IMPORTENT NOTES

Sri Lanka has two wet monsoon seasons; briefly between May and July in the south-west region and between December and January in the north-east. Average temperature is around 27°C – 30°C in most parts of Island. Some parts of the highland as low as below 10°C. However, Sri Lanka has no off season per se as clear blue skied bright sunny days are the general rule even during the wet season.

Sri Lanka is 5 hours ahead of GMT (Greenwich Median Time), 2½ hours behind Singapore

What to pack?

Sri Lanka has a tropical country and cotton and silk clothes are the most ideal to wear and of course your bathing suits are a must if you are visiting the beaches. If you are visiting the cultural and religious sites, it is a must that you wear appropriate clothing. Gents are required to wear trousers to cover their knees or a “sarong” with a shirt or T-shirt. Ladies should ideally wear decent attire such as a trouser or a skirt to cover the knees and a blouse or T-shirt. If you can wear the white color dreses its might better for religious places.

Currency/ Money Exchange

Commercial banks and HSBCoffer better rates. Converting Sri Lankan rupees back to a selected foreign denomination could be done at the airport bank which is open 24 hours of the day. Foreign currency and Traveler’s Cheques may be changed at any hotel. Currency notes are in 10s, 20s, 50s, 100s, 200s, 500s, 1000s,2000s ,5000s.

Credit Cards

Hotels and shops accept most international credit cards. No surcharge is required for their use. Cash advances may be acquired against credit cards at certain bank ATMs. Most widely accepted cards are Visa and MasterCard.

Banks are generally open from 9.00am to 3.00pm from Monday to Friday. while others offer night banking facilities.
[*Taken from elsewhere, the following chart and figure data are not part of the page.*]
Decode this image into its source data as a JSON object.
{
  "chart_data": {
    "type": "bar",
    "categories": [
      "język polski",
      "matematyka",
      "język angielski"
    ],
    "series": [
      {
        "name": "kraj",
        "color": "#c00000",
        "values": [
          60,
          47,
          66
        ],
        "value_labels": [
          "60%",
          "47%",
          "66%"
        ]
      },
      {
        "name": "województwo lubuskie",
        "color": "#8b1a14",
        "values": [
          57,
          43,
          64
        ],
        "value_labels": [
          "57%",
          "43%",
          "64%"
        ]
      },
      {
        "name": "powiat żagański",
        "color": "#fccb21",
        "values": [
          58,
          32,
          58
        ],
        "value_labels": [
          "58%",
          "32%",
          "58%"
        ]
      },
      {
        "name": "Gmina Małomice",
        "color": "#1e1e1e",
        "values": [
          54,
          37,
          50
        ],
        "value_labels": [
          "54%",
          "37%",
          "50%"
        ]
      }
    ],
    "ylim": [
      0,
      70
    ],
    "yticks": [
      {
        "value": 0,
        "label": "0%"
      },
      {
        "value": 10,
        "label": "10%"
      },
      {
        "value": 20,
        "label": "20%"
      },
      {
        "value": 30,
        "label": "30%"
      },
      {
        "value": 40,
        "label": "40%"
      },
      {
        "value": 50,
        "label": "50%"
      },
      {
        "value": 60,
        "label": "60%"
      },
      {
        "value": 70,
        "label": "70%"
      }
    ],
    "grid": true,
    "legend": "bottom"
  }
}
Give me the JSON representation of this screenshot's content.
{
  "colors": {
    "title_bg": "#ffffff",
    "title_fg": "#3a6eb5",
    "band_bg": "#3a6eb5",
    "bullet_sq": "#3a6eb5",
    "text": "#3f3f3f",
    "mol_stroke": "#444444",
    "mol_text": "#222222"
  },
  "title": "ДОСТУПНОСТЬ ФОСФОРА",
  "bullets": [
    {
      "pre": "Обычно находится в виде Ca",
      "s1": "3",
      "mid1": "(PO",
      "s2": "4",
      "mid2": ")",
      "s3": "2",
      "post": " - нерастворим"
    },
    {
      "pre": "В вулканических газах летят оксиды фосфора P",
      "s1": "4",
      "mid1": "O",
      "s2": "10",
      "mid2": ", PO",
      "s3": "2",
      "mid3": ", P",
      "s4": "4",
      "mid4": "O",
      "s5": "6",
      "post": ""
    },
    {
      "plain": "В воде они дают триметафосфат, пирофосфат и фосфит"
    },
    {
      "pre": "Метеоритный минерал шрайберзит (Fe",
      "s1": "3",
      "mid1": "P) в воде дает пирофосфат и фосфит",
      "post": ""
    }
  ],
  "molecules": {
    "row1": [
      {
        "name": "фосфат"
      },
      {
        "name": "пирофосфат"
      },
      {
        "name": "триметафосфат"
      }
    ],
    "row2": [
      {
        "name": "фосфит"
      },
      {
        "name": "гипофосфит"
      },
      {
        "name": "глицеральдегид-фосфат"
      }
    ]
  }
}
Banks are closed on Saturdays, Sundays, all public holidays and special bank holidays on June 30th and December 31st. ATMs are most found adjoining bank branches island-wide.

Shops

Most shops open at 9.00am and close at 7.00pm. Shops are usually closed on Sundays and Full moon (Poya) days. The full moon poya day has religious significance for Buddhists and alcohol is not served in hotels, bars and public recreational areas on this day.

Water

Filtered, mineral and bottled drinking water is available at most retail shops. Avoid drinking water from the tap.

Electricity

220 Volts/50 Hz Ac. Two and three pin plugs are used mostly.

Medical Facilities

If you need a doctor, please contact the hotel reception or your tour guide. The hotel will have a doctor within the hotel premises or nearby. Pharmacies can generally be found at towns.

Communication

International Direct Dialling (IDD) facilities are available at all city hotels, resorts, post offices and telecommunication centers. And Dialog or Mobitel Mobile networks also providing the better services.

Tipping

It is customary to tip drivers, guides and hotel housekeeping/restaurant staff if the service is satisfactory. This is solely at your discretion. The average tip is 100/200 rupees for Housekeeping and 10% of your meal bill for restaurant staff.

Custom Exports

On leaving the country you are allowed to export up to 10kg of tea duty free.
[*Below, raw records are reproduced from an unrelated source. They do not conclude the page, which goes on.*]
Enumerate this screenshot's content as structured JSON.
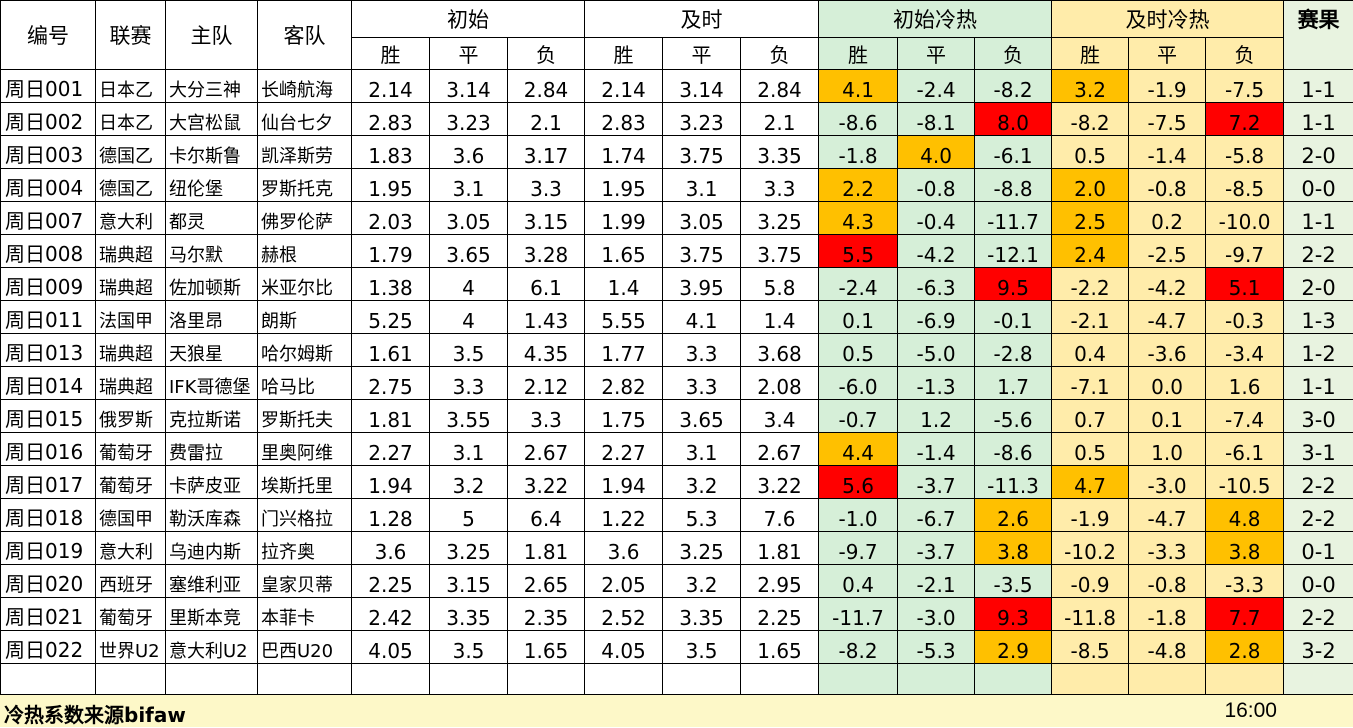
{
  "colors": {
    "initial_section_bg": "#d6efd8",
    "live_section_bg": "#ffecaa",
    "result_bg": "#e8f3e0",
    "highlight_orange": "#ffc000",
    "highlight_red": "#ff0000",
    "footer_bg": "#fdf8c8"
  },
  "headers": {
    "id": "编号",
    "league": "联赛",
    "home": "主队",
    "away": "客队",
    "initial": "初始",
    "live": "及时",
    "initial_heat": "初始冷热",
    "live_heat": "及时冷热",
    "result": "赛果",
    "win": "胜",
    "draw": "平",
    "loss": "负"
  },
  "rows": [
    {
      "id": "周日001",
      "league": "日本乙",
      "home": "大分三神",
      "away": "长崎航海",
      "init": [
        "2.14",
        "3.14",
        "2.84"
      ],
      "live": [
        "2.14",
        "3.14",
        "2.84"
      ],
      "iheat": [
        "4.1",
        "-2.4",
        "-8.2"
      ],
      "iheat_hl": [
        "orange",
        "",
        ""
      ],
      "lheat": [
        "3.2",
        "-1.9",
        "-7.5"
      ],
      "lheat_hl": [
        "orange",
        "",
        ""
      ],
      "result": "1-1"
    },
    {
      "id": "周日002",
      "league": "日本乙",
      "home": "大宫松鼠",
      "away": "仙台七夕",
      "init": [
        "2.83",
        "3.23",
        "2.1"
      ],
      "live": [
        "2.83",
        "3.23",
        "2.1"
      ],
      "iheat": [
        "-8.6",
        "-8.1",
        "8.0"
      ],
      "iheat_hl": [
        "",
        "",
        "red"
      ],
      "lheat": [
        "-8.2",
        "-7.5",
        "7.2"
      ],
      "lheat_hl": [
        "",
        "",
        "red"
      ],
      "result": "1-1"
    },
    {
      "id": "周日003",
      "league": "德国乙",
      "home": "卡尔斯鲁",
      "away": "凯泽斯劳",
      "init": [
        "1.83",
        "3.6",
        "3.17"
      ],
      "live": [
        "1.74",
        "3.75",
        "3.35"
      ],
      "iheat": [
        "-1.8",
        "4.0",
        "-6.1"
      ],
      "iheat_hl": [
        "",
        "orange",
        ""
      ],
      "lheat": [
        "0.5",
        "-1.4",
        "-5.8"
      ],
      "lheat_hl": [
        "",
        "",
        ""
      ],
      "result": "2-0"
    },
    {
      "id": "周日004",
      "league": "德国乙",
      "home": "纽伦堡",
      "away": "罗斯托克",
      "init": [
        "1.95",
        "3.1",
        "3.3"
      ],
      "live": [
        "1.95",
        "3.1",
        "3.3"
      ],
      "iheat": [
        "2.2",
        "-0.8",
        "-8.8"
      ],
      "iheat_hl": [
        "orange",
        "",
        ""
      ],
      "lheat": [
        "2.0",
        "-0.8",
        "-8.5"
      ],
      "lheat_hl": [
        "orange",
        "",
        ""
      ],
      "result": "0-0"
    },
    {
      "id": "周日007",
      "league": "意大利",
      "home": "都灵",
      "away": "佛罗伦萨",
      "init": [
        "2.03",
        "3.05",
        "3.15"
      ],
      "live": [
        "1.99",
        "3.05",
        "3.25"
      ],
      "iheat": [
        "4.3",
        "-0.4",
        "-11.7"
      ],
      "iheat_hl": [
        "orange",
        "",
        ""
      ],
      "lheat": [
        "2.5",
        "0.2",
        "-10.0"
      ],
      "lheat_hl": [
        "orange",
        "",
        ""
      ],
      "result": "1-1"
    },
    {
      "id": "周日008",
      "league": "瑞典超",
      "home": "马尔默",
      "away": "赫根",
      "init": [
        "1.79",
        "3.65",
        "3.28"
      ],
      "live": [
        "1.65",
        "3.75",
        "3.75"
      ],
      "iheat": [
        "5.5",
        "-4.2",
        "-12.1"
      ],
      "iheat_hl": [
        "red",
        "",
        ""
      ],
      "lheat": [
        "2.4",
        "-2.5",
        "-9.7"
      ],
      "lheat_hl": [
        "orange",
        "",
        ""
      ],
      "result": "2-2"
    },
    {
      "id": "周日009",
      "league": "瑞典超",
      "home": "佐加顿斯",
      "away": "米亚尔比",
      "init": [
        "1.38",
        "4",
        "6.1"
      ],
      "live": [
        "1.4",
        "3.95",
        "5.8"
      ],
      "iheat": [
        "-2.4",
        "-6.3",
        "9.5"
      ],
      "iheat_hl": [
        "",
        "",
        "red"
      ],
      "lheat": [
        "-2.2",
        "-4.2",
        "5.1"
      ],
      "lheat_hl": [
        "",
        "",
        "red"
      ],
      "result": "2-0"
    },
    {
      "id": "周日011",
      "league": "法国甲",
      "home": "洛里昂",
      "away": "朗斯",
      "init": [
        "5.25",
        "4",
        "1.43"
      ],
      "live": [
        "5.55",
        "4.1",
        "1.4"
      ],
      "iheat": [
        "0.1",
        "-6.9",
        "-0.1"
      ],
      "iheat_hl": [
        "",
        "",
        ""
      ],
      "lheat": [
        "-2.1",
        "-4.7",
        "-0.3"
      ],
      "lheat_hl": [
        "",
        "",
        ""
      ],
      "result": "1-3"
    },
    {
      "id": "周日013",
      "league": "瑞典超",
      "home": "天狼星",
      "away": "哈尔姆斯",
      "init": [
        "1.61",
        "3.5",
        "4.35"
      ],
      "live": [
        "1.77",
        "3.3",
        "3.68"
      ],
      "iheat": [
        "0.5",
        "-5.0",
        "-2.8"
      ],
      "iheat_hl": [
        "",
        "",
        ""
      ],
      "lheat": [
        "0.4",
        "-3.6",
        "-3.4"
      ],
      "lheat_hl": [
        "",
        "",
        ""
      ],
      "result": "1-2"
    },
    {
      "id": "周日014",
      "league": "瑞典超",
      "home": "IFK哥德堡",
      "away": "哈马比",
      "init": [
        "2.75",
        "3.3",
        "2.12"
      ],
      "live": [
        "2.82",
        "3.3",
        "2.08"
      ],
      "iheat": [
        "-6.0",
        "-1.3",
        "1.7"
      ],
      "iheat_hl": [
        "",
        "",
        ""
      ],
      "lheat": [
        "-7.1",
        "0.0",
        "1.6"
      ],
      "lheat_hl": [
        "",
        "",
        ""
      ],
      "result": "1-1"
    },
    {
      "id": "周日015",
      "league": "俄罗斯",
      "home": "克拉斯诺",
      "away": "罗斯托夫",
      "init": [
        "1.81",
        "3.55",
        "3.3"
      ],
      "live": [
        "1.75",
        "3.65",
        "3.4"
      ],
      "iheat": [
        "-0.7",
        "1.2",
        "-5.6"
      ],
      "iheat_hl": [
        "",
        "",
        ""
      ],
      "lheat": [
        "0.7",
        "0.1",
        "-7.4"
      ],
      "lheat_hl": [
        "",
        "",
        ""
      ],
      "result": "3-0"
    },
    {
      "id": "周日016",
      "league": "葡萄牙",
      "home": "费雷拉",
      "away": "里奥阿维",
      "init": [
        "2.27",
        "3.1",
        "2.67"
      ],
      "live": [
        "2.27",
        "3.1",
        "2.67"
      ],
      "iheat": [
        "4.4",
        "-1.4",
        "-8.6"
      ],
      "iheat_hl": [
        "orange",
        "",
        ""
      ],
      "lheat": [
        "0.5",
        "1.0",
        "-6.1"
      ],
      "lheat_hl": [
        "",
        "",
        ""
      ],
      "result": "3-1"
    },
    {
      "id": "周日017",
      "league": "葡萄牙",
      "home": "卡萨皮亚",
      "away": "埃斯托里",
      "init": [
        "1.94",
        "3.2",
        "3.22"
      ],
      "live": [
        "1.94",
        "3.2",
        "3.22"
      ],
      "iheat": [
        "5.6",
        "-3.7",
        "-11.3"
      ],
      "iheat_hl": [
        "red",
        "",
        ""
      ],
      "lheat": [
        "4.7",
        "-3.0",
        "-10.5"
      ],
      "lheat_hl": [
        "orange",
        "",
        ""
      ],
      "result": "2-2"
    },
    {
      "id": "周日018",
      "league": "德国甲",
      "home": "勒沃库森",
      "away": "门兴格拉",
      "init": [
        "1.28",
        "5",
        "6.4"
      ],
      "live": [
        "1.22",
        "5.3",
        "7.6"
      ],
      "iheat": [
        "-1.0",
        "-6.7",
        "2.6"
      ],
      "iheat_hl": [
        "",
        "",
        "orange"
      ],
      "lheat": [
        "-1.9",
        "-4.7",
        "4.8"
      ],
      "lheat_hl": [
        "",
        "",
        "orange"
      ],
      "result": "2-2"
    },
    {
      "id": "周日019",
      "league": "意大利",
      "home": "乌迪内斯",
      "away": "拉齐奥",
      "init": [
        "3.6",
        "3.25",
        "1.81"
      ],
      "live": [
        "3.6",
        "3.25",
        "1.81"
      ],
      "iheat": [
        "-9.7",
        "-3.7",
        "3.8"
      ],
      "iheat_hl": [
        "",
        "",
        "orange"
      ],
      "lheat": [
        "-10.2",
        "-3.3",
        "3.8"
      ],
      "lheat_hl": [
        "",
        "",
        "orange"
      ],
      "result": "0-1"
    },
    {
      "id": "周日020",
      "league": "西班牙",
      "home": "塞维利亚",
      "away": "皇家贝蒂",
      "init": [
        "2.25",
        "3.15",
        "2.65"
      ],
      "live": [
        "2.05",
        "3.2",
        "2.95"
      ],
      "iheat": [
        "0.4",
        "-2.1",
        "-3.5"
      ],
      "iheat_hl": [
        "",
        "",
        ""
      ],
      "lheat": [
        "-0.9",
        "-0.8",
        "-3.3"
      ],
      "lheat_hl": [
        "",
        "",
        ""
      ],
      "result": "0-0"
    },
    {
      "id": "周日021",
      "league": "葡萄牙",
      "home": "里斯本竞",
      "away": "本菲卡",
      "init": [
        "2.42",
        "3.35",
        "2.35"
      ],
      "live": [
        "2.52",
        "3.35",
        "2.25"
      ],
      "iheat": [
        "-11.7",
        "-3.0",
        "9.3"
      ],
      "iheat_hl": [
        "",
        "",
        "red"
      ],
      "lheat": [
        "-11.8",
        "-1.8",
        "7.7"
      ],
      "lheat_hl": [
        "",
        "",
        "red"
      ],
      "result": "2-2"
    },
    {
      "id": "周日022",
      "league": "世界U2",
      "home": "意大利U2",
      "away": "巴西U20",
      "init": [
        "4.05",
        "3.5",
        "1.65"
      ],
      "live": [
        "4.05",
        "3.5",
        "1.65"
      ],
      "iheat": [
        "-8.2",
        "-5.3",
        "2.9"
      ],
      "iheat_hl": [
        "",
        "",
        "orange"
      ],
      "lheat": [
        "-8.5",
        "-4.8",
        "2.8"
      ],
      "lheat_hl": [
        "",
        "",
        "orange"
      ],
      "result": "3-2"
    }
  ],
  "footer": {
    "note": "冷热系数来源bifaw",
    "time": "16:00"
  }
}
Purchase and export without license of any wild animal, bird or reptile, dead or alive . also the export of parts of animals, birds or reptiles, such as skins, horns, scales and feathers is prohibited. Occasional exports are, however, permitted exclusively for bona fide scientific purposes. It is prohibited to export of 450 plant species without special permits. The export of coral, shells or other protected marine products is also strictly prohibited.
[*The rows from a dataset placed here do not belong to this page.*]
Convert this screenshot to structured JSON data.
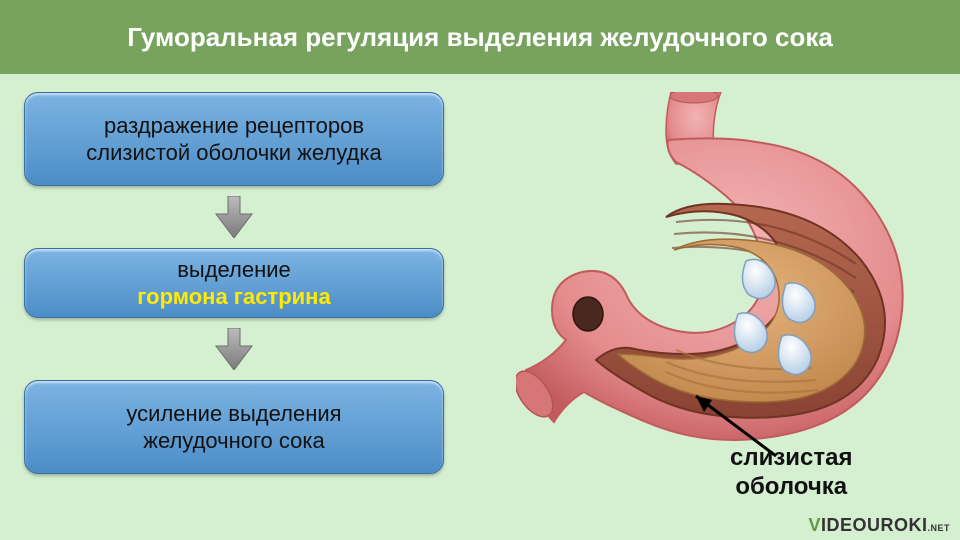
{
  "header": {
    "title": "Гуморальная регуляция выделения желудочного сока",
    "bg_color": "#77a35e",
    "text_color": "#ffffff",
    "fontsize": 26
  },
  "content": {
    "bg_color": "#d4f0d0"
  },
  "steps": [
    {
      "lines": [
        "раздражение рецепторов",
        "слизистой оболочки желудка"
      ],
      "text_color": "#111111"
    },
    {
      "lines_rich": [
        {
          "text": "выделение ",
          "color": "#111111"
        },
        {
          "text": "гормона гастрина",
          "color": "#ffea00"
        }
      ]
    },
    {
      "lines": [
        "усиление выделения",
        "желудочного сока"
      ],
      "text_color": "#111111"
    }
  ],
  "step_box": {
    "fill_top": "#7cb4e3",
    "fill_bottom": "#4c8dc7",
    "border_color": "#3a6da0",
    "height1": 94,
    "height2": 70,
    "height3": 94,
    "fontsize": 22
  },
  "arrow": {
    "fill": "#8c8c8c",
    "stroke": "#6d6d6d",
    "width": 40,
    "height": 42
  },
  "stomach": {
    "outer_color": "#e48b8d",
    "outer_highlight": "#f2b4b4",
    "outer_edge": "#c35b5e",
    "muscle_color": "#a55641",
    "muscle_stripe": "#8a4333",
    "mucosa_color": "#d49a5f",
    "mucosa_highlight": "#e6b57e",
    "droplet_fill_top": "#ffffff",
    "droplet_fill_bottom": "#b8d0e8",
    "droplet_stroke": "#7fa0c4",
    "duodenum_opening": "#4a2820"
  },
  "label": {
    "lines": [
      "слизистая",
      "оболочка"
    ],
    "text_color": "#111111",
    "arrow_color": "#000000",
    "fontsize": 24
  },
  "watermark": {
    "main": "VIDEOUROKI",
    "suffix": ".NET",
    "main_color": "#333333",
    "accent_color": "#669944"
  }
}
Foreign currency regulations

Visitors to Sri Lanka bringing in more than US$10,000 should declare the amount to the Customs on arrival. All unspent rupees converted from foreign currencies can be re-converted to the original currency on departure as long as encashment receipts can be produced.

Language

Sri Lanka has two official languages . Sinhala and Tamil – with English as a link language. Most people have some knowledge of English, and signboards are often in English.

Restrictions

There are some important restrictions that apply to photography regarding Buddhist imagery. When you visit a temple or other religious site, remember that photography should not be carried out in a manner causing disrespect. For instance, it is strictly forbidden to be photographed in front of or beside any statues and murals. Note that flash photography can damage old murals.